Die gute Botschaft ist, dass in Österreich noch Wachstumspotenzial für Musikstreaming besteht, wohingegen in Skandinavien die Zuwächse in Zukunft bescheidener ausfallen werden. Skandinavien erlaubt aber auch einen Blick in die Zukunft. Demnach wird die CD genauso zum nostalgischen Sammelobjekt wird wie die Schallplatte.
Der Musikkonsum wird sich also auch hierzulande zum Musikstreaming verschieben, was vor allem von der jüngeren Generation getragen sein wird, die intensiv das Gratisangebot von YouTube nutzt. YouTube ist aber durch namhafte Künstler wegen der geringen Ausschüttungen unter Beschuss geraten. Mit einer Petition an die EU-Kommission haben mehr als tausend Stars darunter Ed Sheeran, Lady Gaga und Paul McCartney einen "Value-gap" beklagt, weil YouTube-Eigentümer Google die Künstler aus ihrer Sicht nicht fair an den Einnahmen beteiligt.
Dabei werfen auch Bezahldienste (z.B. Spotify) weniger für die Künstler ab als das bei CD- und Downloadverkäufen der Fall ist. Da die Auszahlungen der Streamingdienste nur in Ausnahmefällen direkt an die Künstler gehen, die in der Regel vertraglich an Labels und Musikverlage gebunden sind, fällt für die Künstler vergleichsweise wenig ab. Während die Major-Labels über Vorschüsse der Streamingdienste und Lizenzerträge ihre riesigen Musikkataloge erfolgreich monetarisieren, haben die Künstler kaum einen Hebel, um aus Musikstreaming eine sprudelnde Einkommensquelle zu machen. Sie müssen daher über Konzerte und andere Aktivitäten (Musikunterricht, Branding, Werbung etc.) ihren Lebensunterhalt verdienen.

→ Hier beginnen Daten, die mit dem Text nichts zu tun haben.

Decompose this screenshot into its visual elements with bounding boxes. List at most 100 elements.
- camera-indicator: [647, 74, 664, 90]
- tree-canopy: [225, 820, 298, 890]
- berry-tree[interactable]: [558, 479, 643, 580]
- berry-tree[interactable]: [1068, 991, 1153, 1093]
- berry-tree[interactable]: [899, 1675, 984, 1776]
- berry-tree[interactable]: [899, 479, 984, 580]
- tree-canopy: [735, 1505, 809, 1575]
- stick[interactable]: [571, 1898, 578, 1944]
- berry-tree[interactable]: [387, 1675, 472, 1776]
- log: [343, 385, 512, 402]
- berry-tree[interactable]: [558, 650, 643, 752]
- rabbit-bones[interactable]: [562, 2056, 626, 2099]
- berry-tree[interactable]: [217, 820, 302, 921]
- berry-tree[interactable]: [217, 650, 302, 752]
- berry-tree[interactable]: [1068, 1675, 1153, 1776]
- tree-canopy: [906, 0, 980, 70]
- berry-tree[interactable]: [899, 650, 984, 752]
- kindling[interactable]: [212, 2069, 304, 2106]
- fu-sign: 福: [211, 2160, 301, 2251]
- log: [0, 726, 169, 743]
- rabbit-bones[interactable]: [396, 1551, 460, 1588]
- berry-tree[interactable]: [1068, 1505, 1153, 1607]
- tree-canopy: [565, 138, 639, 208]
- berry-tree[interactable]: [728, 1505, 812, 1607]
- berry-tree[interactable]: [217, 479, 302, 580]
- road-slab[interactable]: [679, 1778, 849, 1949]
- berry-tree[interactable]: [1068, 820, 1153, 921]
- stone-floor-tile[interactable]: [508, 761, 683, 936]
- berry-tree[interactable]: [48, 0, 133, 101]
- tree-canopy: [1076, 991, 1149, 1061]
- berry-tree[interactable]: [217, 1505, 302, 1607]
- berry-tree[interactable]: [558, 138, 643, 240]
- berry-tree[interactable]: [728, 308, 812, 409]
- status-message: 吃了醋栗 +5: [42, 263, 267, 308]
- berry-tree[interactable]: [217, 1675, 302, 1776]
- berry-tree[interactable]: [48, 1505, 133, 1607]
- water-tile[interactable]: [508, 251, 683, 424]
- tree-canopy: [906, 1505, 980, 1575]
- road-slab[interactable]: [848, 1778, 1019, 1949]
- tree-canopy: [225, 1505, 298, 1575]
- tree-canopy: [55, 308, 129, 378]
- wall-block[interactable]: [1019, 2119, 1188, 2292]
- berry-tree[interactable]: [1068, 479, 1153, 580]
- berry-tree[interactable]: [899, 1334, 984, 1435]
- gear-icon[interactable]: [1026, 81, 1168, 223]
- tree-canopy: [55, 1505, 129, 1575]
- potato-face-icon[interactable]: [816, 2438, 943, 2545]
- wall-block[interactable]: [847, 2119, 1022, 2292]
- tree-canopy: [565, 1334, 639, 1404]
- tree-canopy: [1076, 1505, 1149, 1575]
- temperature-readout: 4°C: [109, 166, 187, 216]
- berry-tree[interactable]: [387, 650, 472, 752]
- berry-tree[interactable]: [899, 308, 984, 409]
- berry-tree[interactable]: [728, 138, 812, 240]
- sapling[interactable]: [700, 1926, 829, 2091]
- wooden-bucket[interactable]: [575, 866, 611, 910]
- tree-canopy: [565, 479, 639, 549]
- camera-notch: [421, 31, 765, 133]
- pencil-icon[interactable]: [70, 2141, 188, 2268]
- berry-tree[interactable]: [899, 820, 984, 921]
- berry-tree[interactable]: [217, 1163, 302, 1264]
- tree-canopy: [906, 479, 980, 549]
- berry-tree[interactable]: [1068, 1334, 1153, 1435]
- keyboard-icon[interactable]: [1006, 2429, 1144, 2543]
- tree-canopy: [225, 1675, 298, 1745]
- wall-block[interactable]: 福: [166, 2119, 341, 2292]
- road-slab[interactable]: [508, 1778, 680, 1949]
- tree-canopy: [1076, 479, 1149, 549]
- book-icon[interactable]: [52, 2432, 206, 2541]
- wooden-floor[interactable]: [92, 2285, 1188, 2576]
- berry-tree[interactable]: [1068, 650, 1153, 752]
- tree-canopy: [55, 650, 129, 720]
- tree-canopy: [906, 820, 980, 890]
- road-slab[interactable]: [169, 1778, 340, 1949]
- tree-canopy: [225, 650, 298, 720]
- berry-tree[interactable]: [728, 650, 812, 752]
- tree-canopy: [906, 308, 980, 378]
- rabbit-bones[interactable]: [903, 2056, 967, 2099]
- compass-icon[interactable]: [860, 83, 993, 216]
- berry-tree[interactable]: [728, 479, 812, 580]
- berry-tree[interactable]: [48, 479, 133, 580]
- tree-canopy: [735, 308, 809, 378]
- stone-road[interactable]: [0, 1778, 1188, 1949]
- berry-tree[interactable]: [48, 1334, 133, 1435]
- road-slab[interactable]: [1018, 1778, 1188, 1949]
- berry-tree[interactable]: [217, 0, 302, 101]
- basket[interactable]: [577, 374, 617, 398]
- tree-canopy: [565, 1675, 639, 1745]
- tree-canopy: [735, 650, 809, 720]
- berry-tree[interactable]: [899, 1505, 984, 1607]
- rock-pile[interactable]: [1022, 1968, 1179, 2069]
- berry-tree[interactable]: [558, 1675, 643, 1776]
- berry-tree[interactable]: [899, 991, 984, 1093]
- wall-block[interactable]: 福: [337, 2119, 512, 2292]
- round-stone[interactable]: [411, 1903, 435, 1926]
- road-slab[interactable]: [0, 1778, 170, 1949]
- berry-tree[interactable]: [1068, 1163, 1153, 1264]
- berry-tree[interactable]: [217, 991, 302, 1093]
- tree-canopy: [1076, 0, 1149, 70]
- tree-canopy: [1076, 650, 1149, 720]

So ergibt sich die paradoxe Situation, dass dank Streaming so viel Musik wie noch nie zuvor verfügbar ist, aber es gleichzeitig für Künstler noch nie so schwierig war, mit dem Verkauf von Musik ein ausreichendes Einkommen zu erzielen. Zwar bieten YouTube und Social Media-Plattformen eine gute Möglichkeit für das Selbstmarketing, aber eine direkte Monetarisierung der Klicks und Likes ist schwierig. Und auch wenn YouTube gezwungen werden sollte, mehr vom Umsatzkuchen abzugeben, wird sich an der grundlegenden Situation, dass Musikstreaming eher den Verwertern und nicht den Künstlern wirtschaftlich zugutekommt, nichts ändern. Jedenfalls müssen sich alle Beteiligten auf diese neue Situation einstellen, denn es ist absehbar, dass Musikstreaming sich auch in Österreich flächendeckend durchsetzen und zum Radio des 21. Jahrhundert wird.